“I wish I could go with you, but your journey isn’t mine.” – Para Marta (Inside Your Heart)
“Musik adalah bahasa cinta”, seperti itulah gambaran sudut pandang film animasi yang berkesempatan untuk diulas kali ini dalam memandang musik yang menjadi nyawa utamanya. Setelah ‘The Mitchells vs. The Machines’ dan ‘Wish Dragon’, Sony Pictures Animation bersama Netflix kembali menghadirkan film animasi terbaru di tahun 2021 yang sekaligus menjadi film animasi musikal perdana dari Sony dalam judul ‘Vivo’. Film yang mengambil latar di Havana, Florida, dan Miami ini resmi dirilis pada 6 Agustus yang lalu.
Singkatnya, film ‘Vivo’ berkisah tentang seorang musisi jalanan bernama Andres (Juan de Marcos Gonzales) yang belum sempat membahasakan perasaan istimewanya kepada sang cinta pertama, Marta (Gloria Estefan), seorang diva ternama yang berkarier di Miami. Namun, ketika kesempatan kedua muncul, takdir terlebih dahulu menutup usianya. Kisah cinta tidak tersampaikan tersebut membawa Vivo (Lin Manuel Miranda), karakter utama yang merupakan seekor kinkajou, memulai petualangannya.

Sebagai sahabat sekaligus keluarga bagi Andres, Vivo bertekad untuk memberitahukan Marta perihal perasaan cinta mendalam dari Andres yang sempat tertulis di atas selembar kertas berisikan melodi dan lirik yang tulus, apa adanya.
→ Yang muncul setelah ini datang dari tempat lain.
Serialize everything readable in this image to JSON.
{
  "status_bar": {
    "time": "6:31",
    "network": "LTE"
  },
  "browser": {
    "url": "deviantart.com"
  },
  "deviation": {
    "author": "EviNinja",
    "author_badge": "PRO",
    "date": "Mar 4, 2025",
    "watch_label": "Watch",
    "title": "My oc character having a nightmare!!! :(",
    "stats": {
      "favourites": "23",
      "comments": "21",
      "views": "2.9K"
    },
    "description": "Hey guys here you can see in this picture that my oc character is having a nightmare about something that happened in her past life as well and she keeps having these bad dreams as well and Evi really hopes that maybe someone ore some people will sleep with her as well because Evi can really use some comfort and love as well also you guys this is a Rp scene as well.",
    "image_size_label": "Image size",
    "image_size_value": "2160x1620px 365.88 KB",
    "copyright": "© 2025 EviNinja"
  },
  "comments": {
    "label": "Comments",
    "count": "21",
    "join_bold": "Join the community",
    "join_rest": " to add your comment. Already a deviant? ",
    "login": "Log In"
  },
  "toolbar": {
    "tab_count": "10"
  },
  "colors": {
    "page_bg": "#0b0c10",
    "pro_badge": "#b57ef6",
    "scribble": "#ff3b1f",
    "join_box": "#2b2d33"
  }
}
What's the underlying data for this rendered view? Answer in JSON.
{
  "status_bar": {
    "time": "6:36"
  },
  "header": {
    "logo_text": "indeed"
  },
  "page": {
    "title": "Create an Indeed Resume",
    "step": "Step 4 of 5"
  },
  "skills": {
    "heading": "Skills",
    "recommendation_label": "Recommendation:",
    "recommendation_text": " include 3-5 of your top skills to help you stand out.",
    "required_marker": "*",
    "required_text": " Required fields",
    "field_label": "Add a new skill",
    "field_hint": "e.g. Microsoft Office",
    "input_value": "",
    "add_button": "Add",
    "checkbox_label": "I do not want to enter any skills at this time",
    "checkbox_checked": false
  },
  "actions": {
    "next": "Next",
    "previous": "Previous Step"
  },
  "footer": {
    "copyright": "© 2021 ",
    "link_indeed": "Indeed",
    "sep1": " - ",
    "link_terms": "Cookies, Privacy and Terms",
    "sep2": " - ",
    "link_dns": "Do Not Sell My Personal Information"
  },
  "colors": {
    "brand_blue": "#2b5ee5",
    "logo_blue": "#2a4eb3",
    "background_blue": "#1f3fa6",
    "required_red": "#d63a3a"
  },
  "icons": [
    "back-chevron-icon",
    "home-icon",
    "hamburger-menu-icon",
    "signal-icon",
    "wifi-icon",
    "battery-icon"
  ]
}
Dengan bantuan Gabi (Ynairaly Simo), keponakan Andres, keduanya melalui berbagai rintangan untuk menemui Marta di konser terakhir sang diva.
Menyaksikan ‘Vivo’ akan membawa sebagian penonton dihadapkan pada posisi “terhubung”, khususnya mereka yang pernah tahu rasanya kehilangan. Ternyata, memang ada kalanya ketika kehidupan bisa terasa begitu dermawan menghadirkan kesempatan kedua, namun dalam semalam, ia berubah menjadi kejam.
Sebagian juga bisa terhubung dalam merasakan sulitnya untuk mengungkapkan cinta pertama, seperti yang dirasakan Andres dalam salah satu dialog, “And at the moment I realized that if I told her what was in my heart, she might not follow her heart, so I saved my feeling to myself and said nothing.” (Dan pada saat itu, aku menyadari jika aku memberitahunya isi hatiku, dia mungkin tak akan mengikuti impiannya. Jadi aku merahasiakan perasaanku dan tidak mengatakan apa pun)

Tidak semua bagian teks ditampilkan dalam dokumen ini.